I washed some bottles yesterday and set them up as a background to a series of Wedgwood we picked up at the charity shop. The way they sparkled induced me to take a snapshot. Hand held with the natural daylight and lights on in our loungeroom, with just a little adjustment in Photoshop, and on the computer screen it looks like a winner. So today I set up the tripod and did a better one.

Thinking about the Lord's Supper while I toyed with the photo led me to the idea that it could hang as an illustration on the wall of that upper room. In a way it is a stylised image of such a gathering - some prominent figures in the foreground and even some shady customers at the back. Not sure that I like the severe class divide between fine bone china and common (if antique) bottles and glasses, but then it's not the fact of different orders that I object to, it's the way some privileges become embedded in the social structure.

It does seem necessary that any group or society must have 'leaders' to organise things, and to be a point of contact for unity in the diversity of the individual members.

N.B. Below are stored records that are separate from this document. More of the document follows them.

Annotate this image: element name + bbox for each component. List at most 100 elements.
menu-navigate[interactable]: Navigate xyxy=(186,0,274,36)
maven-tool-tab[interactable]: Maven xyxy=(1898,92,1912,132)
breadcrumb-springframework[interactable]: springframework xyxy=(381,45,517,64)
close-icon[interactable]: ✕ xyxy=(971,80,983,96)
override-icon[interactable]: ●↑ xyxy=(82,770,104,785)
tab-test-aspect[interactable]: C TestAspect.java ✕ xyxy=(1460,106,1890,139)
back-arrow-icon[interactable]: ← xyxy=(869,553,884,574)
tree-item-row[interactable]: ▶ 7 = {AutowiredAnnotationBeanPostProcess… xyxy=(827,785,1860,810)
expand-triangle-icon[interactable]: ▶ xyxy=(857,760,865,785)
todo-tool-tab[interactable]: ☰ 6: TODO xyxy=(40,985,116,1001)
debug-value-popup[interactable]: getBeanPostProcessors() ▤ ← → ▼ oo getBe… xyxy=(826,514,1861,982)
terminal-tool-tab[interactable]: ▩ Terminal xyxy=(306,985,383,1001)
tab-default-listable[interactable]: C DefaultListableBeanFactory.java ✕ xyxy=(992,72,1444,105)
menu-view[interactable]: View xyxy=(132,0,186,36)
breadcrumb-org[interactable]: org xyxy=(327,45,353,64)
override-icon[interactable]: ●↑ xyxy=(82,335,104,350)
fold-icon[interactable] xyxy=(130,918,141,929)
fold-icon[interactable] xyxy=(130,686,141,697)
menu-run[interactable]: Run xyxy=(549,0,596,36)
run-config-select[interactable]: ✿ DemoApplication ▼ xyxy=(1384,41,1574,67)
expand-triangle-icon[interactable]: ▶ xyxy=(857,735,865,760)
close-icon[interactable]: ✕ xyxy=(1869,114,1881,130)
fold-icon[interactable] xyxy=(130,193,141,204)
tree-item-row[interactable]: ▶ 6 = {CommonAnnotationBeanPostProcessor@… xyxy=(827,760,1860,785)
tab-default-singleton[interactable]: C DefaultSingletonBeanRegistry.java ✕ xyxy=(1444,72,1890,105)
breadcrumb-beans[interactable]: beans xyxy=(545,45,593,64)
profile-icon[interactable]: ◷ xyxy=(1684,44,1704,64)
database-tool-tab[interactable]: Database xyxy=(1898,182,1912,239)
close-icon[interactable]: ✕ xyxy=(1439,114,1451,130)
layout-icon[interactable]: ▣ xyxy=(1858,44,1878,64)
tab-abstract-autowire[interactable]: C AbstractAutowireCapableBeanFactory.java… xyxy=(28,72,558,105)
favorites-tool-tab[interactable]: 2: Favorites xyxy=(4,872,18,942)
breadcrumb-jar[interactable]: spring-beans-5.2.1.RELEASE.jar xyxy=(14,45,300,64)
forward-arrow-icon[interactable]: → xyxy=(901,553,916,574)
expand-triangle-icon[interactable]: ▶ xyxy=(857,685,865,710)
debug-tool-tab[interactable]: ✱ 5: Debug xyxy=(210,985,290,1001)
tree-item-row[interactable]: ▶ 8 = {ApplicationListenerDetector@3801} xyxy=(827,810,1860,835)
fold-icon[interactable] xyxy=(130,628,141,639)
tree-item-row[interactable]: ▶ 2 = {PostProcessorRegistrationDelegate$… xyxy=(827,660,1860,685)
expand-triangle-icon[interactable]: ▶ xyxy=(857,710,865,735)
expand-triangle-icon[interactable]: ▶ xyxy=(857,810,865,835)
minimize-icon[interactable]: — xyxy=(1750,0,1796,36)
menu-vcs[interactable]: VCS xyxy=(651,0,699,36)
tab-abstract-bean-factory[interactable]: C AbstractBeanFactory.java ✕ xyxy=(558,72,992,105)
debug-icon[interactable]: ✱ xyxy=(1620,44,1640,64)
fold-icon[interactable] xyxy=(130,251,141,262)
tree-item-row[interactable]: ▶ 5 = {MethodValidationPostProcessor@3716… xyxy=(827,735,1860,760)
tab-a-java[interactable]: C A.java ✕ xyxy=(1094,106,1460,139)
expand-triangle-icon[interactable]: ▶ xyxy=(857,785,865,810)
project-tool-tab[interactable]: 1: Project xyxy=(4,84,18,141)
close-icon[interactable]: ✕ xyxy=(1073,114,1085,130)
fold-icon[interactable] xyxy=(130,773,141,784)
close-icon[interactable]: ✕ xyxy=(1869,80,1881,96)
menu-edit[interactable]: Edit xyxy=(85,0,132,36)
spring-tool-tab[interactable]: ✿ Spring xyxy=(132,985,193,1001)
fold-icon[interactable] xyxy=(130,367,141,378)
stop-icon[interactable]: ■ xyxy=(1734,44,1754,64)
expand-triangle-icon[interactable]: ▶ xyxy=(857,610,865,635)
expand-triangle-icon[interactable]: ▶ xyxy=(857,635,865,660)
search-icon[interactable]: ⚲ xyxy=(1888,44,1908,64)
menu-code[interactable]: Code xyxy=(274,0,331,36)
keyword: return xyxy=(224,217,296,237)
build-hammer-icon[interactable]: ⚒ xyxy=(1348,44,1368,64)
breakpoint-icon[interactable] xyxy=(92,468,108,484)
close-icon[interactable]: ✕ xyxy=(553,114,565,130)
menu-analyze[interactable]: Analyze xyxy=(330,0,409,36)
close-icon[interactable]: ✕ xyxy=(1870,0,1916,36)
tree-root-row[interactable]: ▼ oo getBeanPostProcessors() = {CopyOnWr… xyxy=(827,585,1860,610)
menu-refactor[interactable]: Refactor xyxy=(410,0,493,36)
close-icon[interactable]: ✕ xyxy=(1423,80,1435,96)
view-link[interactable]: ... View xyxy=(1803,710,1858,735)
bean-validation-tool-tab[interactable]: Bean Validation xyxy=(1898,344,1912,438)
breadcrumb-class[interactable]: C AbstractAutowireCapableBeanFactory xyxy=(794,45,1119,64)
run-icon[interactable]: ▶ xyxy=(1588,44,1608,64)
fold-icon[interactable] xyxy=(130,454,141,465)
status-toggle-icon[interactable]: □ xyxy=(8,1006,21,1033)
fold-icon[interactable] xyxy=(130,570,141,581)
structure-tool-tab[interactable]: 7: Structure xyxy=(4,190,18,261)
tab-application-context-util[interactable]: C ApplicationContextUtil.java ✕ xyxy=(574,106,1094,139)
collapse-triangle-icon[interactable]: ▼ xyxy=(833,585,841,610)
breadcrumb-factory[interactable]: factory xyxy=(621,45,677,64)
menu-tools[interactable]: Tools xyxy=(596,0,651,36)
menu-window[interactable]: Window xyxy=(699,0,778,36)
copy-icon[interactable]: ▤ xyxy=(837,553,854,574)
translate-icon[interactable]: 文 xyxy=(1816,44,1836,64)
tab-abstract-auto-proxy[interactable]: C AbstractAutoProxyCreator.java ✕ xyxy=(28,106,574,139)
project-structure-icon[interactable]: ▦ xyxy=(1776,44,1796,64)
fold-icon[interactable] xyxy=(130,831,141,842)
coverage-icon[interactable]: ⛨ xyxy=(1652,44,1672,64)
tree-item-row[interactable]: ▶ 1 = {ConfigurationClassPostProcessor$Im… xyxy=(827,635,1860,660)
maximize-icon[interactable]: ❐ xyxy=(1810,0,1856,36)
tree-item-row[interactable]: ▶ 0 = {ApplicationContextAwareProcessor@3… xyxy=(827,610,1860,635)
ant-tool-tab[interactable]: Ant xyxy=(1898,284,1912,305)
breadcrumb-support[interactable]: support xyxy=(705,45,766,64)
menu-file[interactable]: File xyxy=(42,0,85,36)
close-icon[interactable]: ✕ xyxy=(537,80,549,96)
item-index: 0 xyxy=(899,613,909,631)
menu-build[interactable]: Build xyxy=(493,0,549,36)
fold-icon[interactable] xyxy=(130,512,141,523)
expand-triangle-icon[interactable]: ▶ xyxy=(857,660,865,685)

Of course the leadership role will be a position of prominence, and will require some initiative and freedom to act on one's own judgement (always under review by the group). These aspects of the role appear attractive to the newcomer. However it is in fact from first to last a position of service, demanding more of one's energy and resources to be placed at the disposal of the group, with no compensation. The true leader serves out of love, with a humble approach to every person and every situation.

As I write I am beginning to feel that the photo above is a parody of such a community as Jesus assembled in the upper room. Somehow it reflects the way things actually are in the church, with the hierarchs, dressed in finery and displaying their ontological difference from the ordinary members, taking the front row and standing out like painted vases while the lay folk cluster in the background, showing only their variety of shape and size, their work-roughened finish and their utilitarian style.

The Lord's Supper this is not, although if it had been the feature fresco in that room, Jesus might well have said to his friends: Make sure you be not like those fancy Wedgwoods up there on the wall. I have washed your feet - that's the way you are to serve one another. Oh, and remember what I said once before, the greatest among you will behave as if he were the least.